Imagine growing up in a family where the children must live by don’ts. There are families like that, by the way (and I guess, seminaries, too!) Don’t do this and don’t do that. That’s not allowed. Don’t be that way. The children grow up either very passive and scrupulous. Or they swing to the other extreme, become reactive and cantankerous, having been judged and jailed for the don’ts they breached back home.

Dear sisters and brothers, to mature in faith in God, we must eventually outgrow scrupulous compliance to don’ts. As you might have long noticed, we’re not always capable of avoiding evil, even with the best intentions.
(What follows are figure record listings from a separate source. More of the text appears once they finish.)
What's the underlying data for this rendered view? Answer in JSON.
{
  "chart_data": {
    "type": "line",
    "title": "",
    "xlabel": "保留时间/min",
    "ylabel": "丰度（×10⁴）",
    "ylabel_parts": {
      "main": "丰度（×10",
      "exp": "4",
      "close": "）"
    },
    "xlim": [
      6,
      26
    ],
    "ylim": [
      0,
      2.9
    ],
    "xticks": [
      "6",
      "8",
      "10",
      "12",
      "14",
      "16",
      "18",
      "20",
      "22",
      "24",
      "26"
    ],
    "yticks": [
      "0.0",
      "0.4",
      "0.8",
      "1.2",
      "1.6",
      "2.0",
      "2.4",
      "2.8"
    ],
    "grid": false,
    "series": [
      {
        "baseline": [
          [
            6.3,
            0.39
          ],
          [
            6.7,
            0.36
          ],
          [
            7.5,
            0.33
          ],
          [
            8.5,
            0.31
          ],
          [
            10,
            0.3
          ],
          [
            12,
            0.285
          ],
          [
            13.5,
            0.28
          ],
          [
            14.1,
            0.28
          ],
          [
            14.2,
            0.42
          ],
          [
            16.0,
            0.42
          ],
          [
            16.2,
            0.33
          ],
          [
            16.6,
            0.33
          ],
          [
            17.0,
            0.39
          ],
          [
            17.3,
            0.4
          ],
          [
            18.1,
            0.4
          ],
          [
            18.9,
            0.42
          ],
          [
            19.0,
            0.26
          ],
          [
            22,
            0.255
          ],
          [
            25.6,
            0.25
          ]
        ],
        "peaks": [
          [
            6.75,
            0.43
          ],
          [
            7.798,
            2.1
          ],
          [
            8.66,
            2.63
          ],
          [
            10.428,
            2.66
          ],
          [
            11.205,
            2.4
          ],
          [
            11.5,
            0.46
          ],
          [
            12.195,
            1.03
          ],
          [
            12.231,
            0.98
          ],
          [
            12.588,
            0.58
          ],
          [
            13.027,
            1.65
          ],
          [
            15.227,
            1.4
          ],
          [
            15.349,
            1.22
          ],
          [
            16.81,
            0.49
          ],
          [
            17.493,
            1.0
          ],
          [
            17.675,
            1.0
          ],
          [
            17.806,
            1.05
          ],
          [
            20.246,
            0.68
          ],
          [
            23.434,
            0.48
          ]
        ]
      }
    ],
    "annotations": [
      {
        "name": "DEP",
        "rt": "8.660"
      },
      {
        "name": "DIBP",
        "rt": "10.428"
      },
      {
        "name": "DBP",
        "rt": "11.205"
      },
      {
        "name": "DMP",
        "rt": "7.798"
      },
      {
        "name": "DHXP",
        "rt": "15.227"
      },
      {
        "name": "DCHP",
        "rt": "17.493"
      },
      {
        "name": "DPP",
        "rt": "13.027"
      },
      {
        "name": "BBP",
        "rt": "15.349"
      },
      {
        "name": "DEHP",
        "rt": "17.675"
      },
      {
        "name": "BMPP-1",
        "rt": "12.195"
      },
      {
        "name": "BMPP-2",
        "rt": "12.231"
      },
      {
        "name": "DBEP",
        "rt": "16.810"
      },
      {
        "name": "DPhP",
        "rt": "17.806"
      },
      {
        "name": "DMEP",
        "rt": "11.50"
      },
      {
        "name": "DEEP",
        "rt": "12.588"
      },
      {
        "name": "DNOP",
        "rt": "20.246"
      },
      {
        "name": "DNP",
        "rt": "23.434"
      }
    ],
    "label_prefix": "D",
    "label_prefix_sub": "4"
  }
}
Yet, even in the ever-present possibility and reality of sin, there is always a good we can do, a good that’s always within reach. Should we desire a closer following of the Lord, doing good for others must preoccupy us much, much more than maintaining personal and pious purity.

It all comes down to our image of God again, doesn’t it? If we think that being a Christian is all about a whole set of don’ts rather than do’s, maybe the image we have of God is a God of no’s rather than of yes’s. Imagine if that were true. Imagine if God judged us merely according to the no’s and the don’ts that we failed to obey. Thank God it was a God of yes’s that Jesus revealed to us in his life and ministry. In fact, Jesus was so busy with God’s yes’s to people, he left the Pharisees an impression that he was flouting God’s “No! Don’t!” When in fact, he lived, was killed, yet rose again all to the Father’s “Yes, do!